Shivers crawled down my spine and when my eye caught the back print of a photographer’s Celtic Frost shirt, I felt overwhelmed by the experience. “Only death is real”: As I fought back tears of nostalgia, I couldn’t help but wonder: Was this moment manifesting the end of a lifestyle? A lifestyle of headbanging at metal concerts, spilling beer and sweat and spit and even blood on one another, dancing ecstatically and hugging and cheering with strangers and screaming our hearts out.
Then, unexpectedly (and luckily!) the mood shifted and became more aggressive as tremolo picks and double bass drums euphorically moved the emotional roller coaster upwards. My personal highlight was an interlude (or prelude?) that sounded like one of the most beautiful lullabies I’ve ever heard. The song that followed seemed to mourn that what was, while celebrating that what will be. It all ended with the guitarist slamming his instrument on the ground and stomping off stage. The new world isn’t for everybody. It’s not even for most of us. It’s definitely not for misanthropes.
At 9:30 pm the main band of the evening entered the stage with a vengeance: Nekrovault. Out of the blue smoke that lingered all evening, a mangy noise emerged, creating a freezing cold atmosphere amidst this summer‘s sticky heat wave. As this was the first time that I had ever seen Nekrovault live, I was not only impressed by their music (located somewhere between Morbid Angel and The Ruins of Beverast), but by their case-hardened 45 minute performance. Quick and dirty, just as I like it–and very unlike a band that’s only been around since 2017. Nekrovault played as if they’d been doing nothing else since 1997, merging doomy old-school Death Metal and mean-spirited Black Metal sounds into a wicked novelty.

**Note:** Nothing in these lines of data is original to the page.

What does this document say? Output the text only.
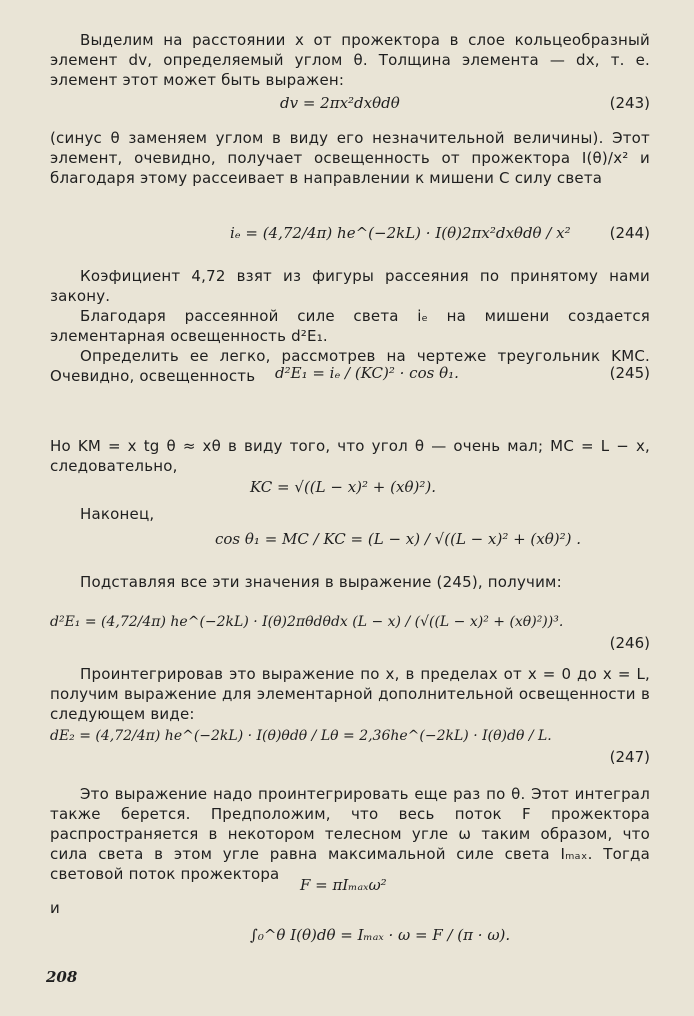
Выделим на расстоянии x от прожектора в слое кольцеобразный элемент dv, определяемый углом θ. Толщина элемента — dx, т. е. элемент этот может быть выражен:
dv = 2πx²dxθdθ	(243)
(синус θ заменяем углом в виду его незначительной величины). Этот элемент, очевидно, получает освещенность от прожектора I(θ)/x² и благодаря этому рассеивает в направлении к мишени C силу света
iₑ = (4,72/4π) he^(−2kL) · I(θ)2πx²dxθdθ / x²	(244)
Коэфициент 4,72 взят из фигуры рассеяния по принятому нами закону.
Благодаря рассеянной силе света iₑ на мишени создается элементарная освещенность d²E₁.
Определить ее легко, рассмотрев на чертеже треугольник KMC. Очевидно, освещенность	d²E₁ = iₑ / (KC)² · cos θ₁.	(245)
Но KM = x tg θ ≈ xθ в виду того, что угол θ — очень мал; MC = L − x, следовательно,
KC = √((L − x)² + (xθ)²).
Наконец,
cos θ₁ = MC / KC = (L − x) / √((L − x)² + (xθ)²) .
Подставляя все эти значения в выражение (245), получим:
d²E₁ = (4,72/4π) he^(−2kL) · I(θ)2πθdθdx (L − x) / (√((L − x)² + (xθ)²))³.
(246)
Проинтегрировав это выражение по x, в пределах от x = 0 до x = L, получим выражение для элементарной дополнительной освещенности в следующем виде:
dE₂ = (4,72/4π) he^(−2kL) · I(θ)θdθ / Lθ = 2,36he^(−2kL) · I(θ)dθ / L.
(247)
Это выражение надо проинтегрировать еще раз по θ. Этот интеграл также берется. Предположим, что весь поток F прожектора распространяется в некотором телесном угле ω таким образом, что сила света в этом угле равна максимальной силе света Iₘₐₓ. Тогда световой поток прожектора
F = πIₘₐₓω²
и
∫₀^θ I(θ)dθ = Iₘₐₓ · ω = F / (π · ω).
208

Still, something was missing. Everyone who frequently goes to metal shows knows that it is crucial to this genre, if not to all music, that the audience resonates in some way with the band and the music. Live artists feed on feedback, be it headbanging, singing along, shouting, gesturing, swaying. If such, apart from restrained head nodding and well-behaved hand clapping, is denied or rather prohibited by COVID regulations, it is so much harder to prevail as a band and keep an audience interested. Having said that, Nekrovault did an outstanding job. But did it feel like a “real” (I didn’t say true!) heavy metal concert? Not today, Satan, not today. But maybe tomorrow, once I have gotten used to it. And then again, 14 € is a small ticket price (that most likely doesn’t recoup the overheads of the event) for an evening of something similar to a good heavy metal concert.